Kanji for Muryoko

'Infinite Light'

Journal of Shin Buddhism


Amida comes West
Caroline Brazier
O Books
Winchester, UK
Washington, USA

This book is difficult to review. The author, especially in the early part of the book, shows a potential for mature insight into the psychological and spiritual failings of most of us, but in the end the book is disappointing and disturbing.

The book opens with an insight into the fragility of life and happiness using the examples of the death of the author's mother-in-law and the bittersweet imagery of the Japanese poet Yugen as a way to introduce the central Buddhist teachings of the four-fold Noble Path. The author also touches on her conception of faith. She goes on briefly to the teachings of Honen Shonin and the concept familiar to us all, the bonbu. As she continues Brazier introduces the concepts of self and other power. She references Nagarjuna Boddhisattva as a Pure Land teacher. This is all fairly standard stuff and, although lacking depth, fair enough, but already by the fourth chapter Brazier is deep into what I found disappointing about this book. A psychotherapist by training Brazier relentlessly over psychologizes the spiritual life. She continually references our deeply flawed nature, our bonbu nature, but doesn't really seem to grasp what insight into our nature truly implies - a radical self-acceptance. Instead she repeatedly returns to the possibility of change. The book peters out with an over long discussion of the stories of Patacana and Kisagotami (exemplifying loss/grief and subsequent transformation) and Joanne Macy's concepts of our relationship with the world. This is disappointing because this book is not, as the title might imply, an accessible introduction to Pure Land teachings and practice for Westerners.

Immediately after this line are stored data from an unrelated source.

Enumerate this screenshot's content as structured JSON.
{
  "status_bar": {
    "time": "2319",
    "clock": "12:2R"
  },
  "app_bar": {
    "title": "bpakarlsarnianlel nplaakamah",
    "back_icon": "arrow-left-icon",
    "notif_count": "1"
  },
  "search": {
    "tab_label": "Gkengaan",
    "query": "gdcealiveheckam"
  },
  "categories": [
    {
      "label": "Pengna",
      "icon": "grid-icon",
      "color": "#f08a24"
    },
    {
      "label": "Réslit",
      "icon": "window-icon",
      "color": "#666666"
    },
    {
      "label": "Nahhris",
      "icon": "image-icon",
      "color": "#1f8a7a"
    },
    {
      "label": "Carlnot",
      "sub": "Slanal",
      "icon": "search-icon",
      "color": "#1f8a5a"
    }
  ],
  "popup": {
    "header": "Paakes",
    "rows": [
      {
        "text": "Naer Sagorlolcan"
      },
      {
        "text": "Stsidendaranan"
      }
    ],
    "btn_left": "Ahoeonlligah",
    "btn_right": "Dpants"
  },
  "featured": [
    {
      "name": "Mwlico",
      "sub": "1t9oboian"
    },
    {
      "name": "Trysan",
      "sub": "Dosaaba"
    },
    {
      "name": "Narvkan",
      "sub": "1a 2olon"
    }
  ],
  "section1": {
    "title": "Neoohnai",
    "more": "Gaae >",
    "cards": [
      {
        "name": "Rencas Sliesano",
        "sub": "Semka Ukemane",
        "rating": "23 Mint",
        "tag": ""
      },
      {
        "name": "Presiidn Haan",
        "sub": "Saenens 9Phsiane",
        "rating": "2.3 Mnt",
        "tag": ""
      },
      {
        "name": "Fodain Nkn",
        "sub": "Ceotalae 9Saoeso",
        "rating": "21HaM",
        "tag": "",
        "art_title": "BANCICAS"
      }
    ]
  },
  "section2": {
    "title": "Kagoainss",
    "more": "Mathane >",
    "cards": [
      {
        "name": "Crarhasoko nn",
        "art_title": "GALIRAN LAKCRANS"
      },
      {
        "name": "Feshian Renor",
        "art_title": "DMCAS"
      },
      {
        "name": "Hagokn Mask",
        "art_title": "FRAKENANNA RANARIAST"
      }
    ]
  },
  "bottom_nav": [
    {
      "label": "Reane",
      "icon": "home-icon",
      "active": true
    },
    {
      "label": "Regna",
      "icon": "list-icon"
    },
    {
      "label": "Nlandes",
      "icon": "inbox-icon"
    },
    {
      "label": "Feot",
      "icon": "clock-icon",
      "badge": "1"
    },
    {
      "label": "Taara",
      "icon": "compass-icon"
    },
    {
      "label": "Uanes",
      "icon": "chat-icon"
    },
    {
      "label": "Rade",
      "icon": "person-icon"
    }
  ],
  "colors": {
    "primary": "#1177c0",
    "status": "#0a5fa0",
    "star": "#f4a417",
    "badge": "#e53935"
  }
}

If that were all that was wrong with the book, though, it could be accepted as a flawed attempt.

This book has, however, a disturbing sub-text. Its agenda is really an attempt to appropriate the Pure Land teachings to a naïve and self-generated 'Western' sectarian project, an act of appropriation as blatant and misguided as the 19th Century 'discovery' of Buddhism. The title of the book is the opening gambit. 'Amida comes West' is an inherently presumptuous title since Pure Land Buddhism as represented by Jodo Shinshu in the United States is arguably the longest established form of Buddhism in the West, but if the book had given us a comprehensive guide to the theory and practice of Pure Land Buddhism the title could have been appropriate. The book being such as it is, the title merely illegimately appropriates a special understanding for the author, as if she and her group were bringing 'true' Pure Land Buddhism to the West for the first time. The next gambit is to rename the thing that is being appropriated. Throughout the book a new word is used for the teachings - 'Pureland'. This term is devoid of the breadth and depth of meaning of the term it replaces - Pure Land - and its use implies a new and special understanding, again, an act of appropriation.

Brazier expresses reverence for Honen Shonin, but does not do reverence to his teachings as she does not present them in any detail. Nor does she seek to give the reader the teachings of Honen Shonin as transmitted by his pupil Shinran Shonin or by his other pupils as the teachings of the different branches of the Jodo-shu. She gives us an outline of Shinran Shonin's biography and even discusses the concept of shinjin but in a way that is quite non-committal - as if commitment to this concept might necessitate commitment to the Jodo Shinshu way, which, of course, it would. She misunderstands the subtle depth of Shinran Shonin's teachings about the salvation of the 'evil man', mentioning it in an unhelpful way. Whether by oversight or design Shinran's name does not appear in the index. Brazier and the very small organization of which she is part reference Honen and Shinran and by association hope to claim legitimacy for their own mish-mash of teachings. They have set up their own forms of ordination, robes, 'vinaya', liturgy etc outside of any lineage, and therefore it can only be as an act of appropriation that they use Japanese terms such as 'Amida', 'shu' and 'kai' as parts of their designators.

The act of appropriation that troubled me most is again, as with so much that is passed off in this book as legitimate, written in such a way as to give false confidence. Brazier quotes from the 'Larger Sutra' using a 'translation we have developed in Amida-shu' (p288). I should like to know who exactly in the 'Amida-shu' has the expertise in Classical Chinese or Sanskrit to produce a new translation of the Sutra. Brazier quotes their version of the 18th Vow of Amida Tathagata and it is simply wrong, being in fact the first half of the 18th Vow with the second half of the 19th Vow pasted on. The new 'translation' is wrong according to the translations of both Inagaki Sensei and that of Luis O. Gomez. Brazier must know this since she mentions that she has 'used' the translation of Inagaki Sensei.

The Pure Land teachings given to us by Shakyamuni Buddha and compassionately explained to us by generations of Patriarchs and teachers are not the exclusive property of anyone, but it is illegitimate to claim a new and special understanding when all that is presented is an eclectic, half understood caricature of the teachings. I advise against any one bothering to read this book.